Buying A’s
15 Jul 2011, Posted by Melissa Dalis in News, 2 Comments
Heads you get an A, tails you don’t, according to a study published Wednesday by a retired Duke professor.
Nationally, 43 percent of grades given out at universities are A’s, which is 28 percentage points higher than in 1960. At Duke, and many other private schools, earning an A is especially expected with the sky-high tuitions today, the study said.
Even when controlling for SAT scores, private universities give out about 5 percent more A’s than their public equivalents, said Stuart Rojstaczer, former professor of hydrology and researcher on the study, in an interview with The Chronicle Friday. Average GPAs for the recently graduating classes were 3.2 at public schools, 3.4 at private schools and 3.5 to 3.6 at Duke.
“In a sense, people are buying GPAs,” Rojstaczer said. “Private schools are getting a lot of wealthy kids from a lot of wealthy families that have expectations, and essentially they are getting slightly higher grades.”
This gap between public and private school grades is relatively new—until the 1960s, schools graded their students more similarly, regardless of the ability of the student body, he said.
“If you got a C at Duke, that meant you were average at Duke; if you got a C at Harvard, you were average at Harvard; if you got a C at Pembroke State, that meant you were average at Pembroke State,” Rojstaczer said.
Grade inflation also hasn’t always been so rampant—A’s used to mean “excellent”, whereas now they essentially mean “pretty good,” he said. Duke’s graduating class average GPA of about 3.55—about an A- on the letter scale—has risen dramatically since the average of 2.1 in the 1930s.
“At an average class at Duke, chances are more than 50 percent that you’ll earn an A, and that’s about a factor of three or four times more than it was in the 1950s,” he said. “Does that mean that there are three to four times more excellent students than before? No, it means that we’re grading easier.”
Students, however, aren’t necessarily working harder. In fact, Duke students on average are working 20+ hours less than they did 40 years ago, Rojstaczer said.
According to Rojstaczer’s study, which was published in Teacher College Record, a national trend shows that if professors don’t give high grades, they tend to get lower course evaluations. This causes deans and other people in their departments to complain, he said, adding that this new course evaluation system has profoundly impacted the way that professors grade.
While students’ GPAs are becoming more and more clustered in the previously very competitive 3.5-plus range, employers and admissions officers are focusing more on the GPA and less on the transcript, which is the opposite of what should be happening, Rojstaczer said.
“Employers don’t know what to do with the fact that we’re not grading realistically anymore,” he said. “Graduate and professional schools have decided to worry about GPA to the 100th place to make evaluations, which is certainly not the way to do things because everyone’s bunched up.”
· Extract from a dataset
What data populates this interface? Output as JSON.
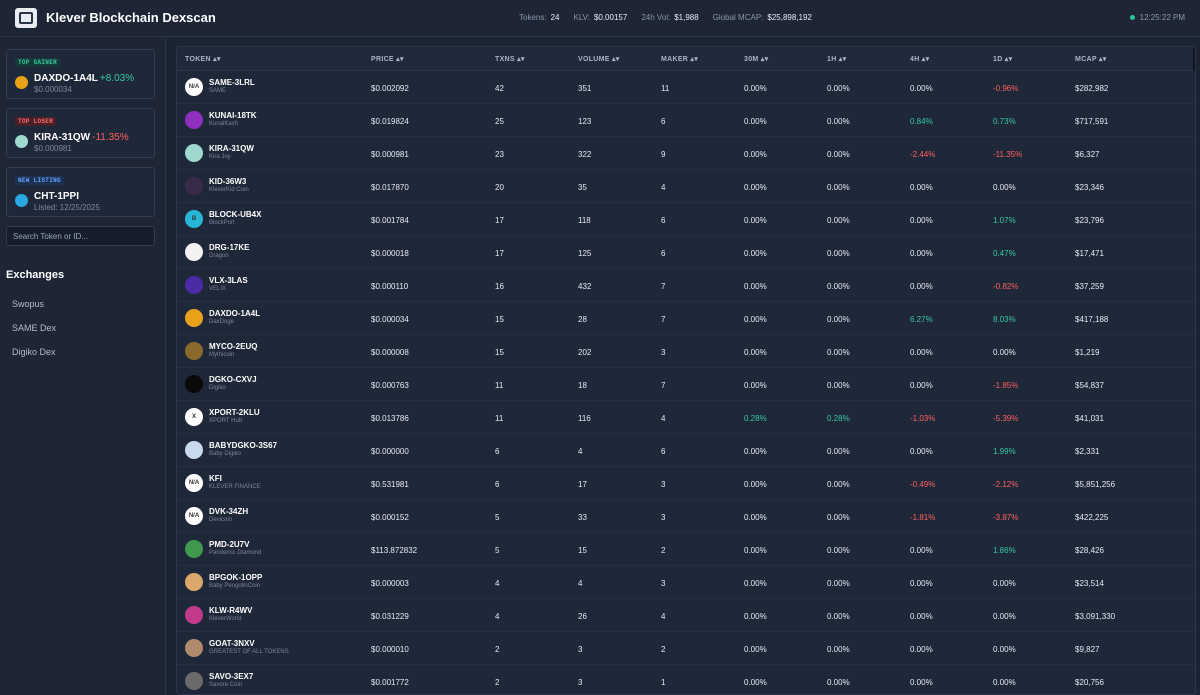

Simply looking at GPAs also ignores the fact that science classes tend to grade much more harshly than humanities classes. At Duke and most other national universities, science grades are on average 0.4 grade points lower than humanities.
“If you load up on a lot of science classes, and someone else is loading up on history and classics classes, they’re going to get much higher GPAs for their workload, and it’s not fair,” Rojstaczer said. “They’re implicitly making it more difficult for science and engineering students to go to law or medical schools.”
Students know this, which is why they often take humanities classes to boost their GPAs for their medical school applications. So students are taking easier classes, working less and earning higher grades.
“We’ve created a fiction that excellence is so common, and it’s not doing employers any favors,” Rojstaczer said.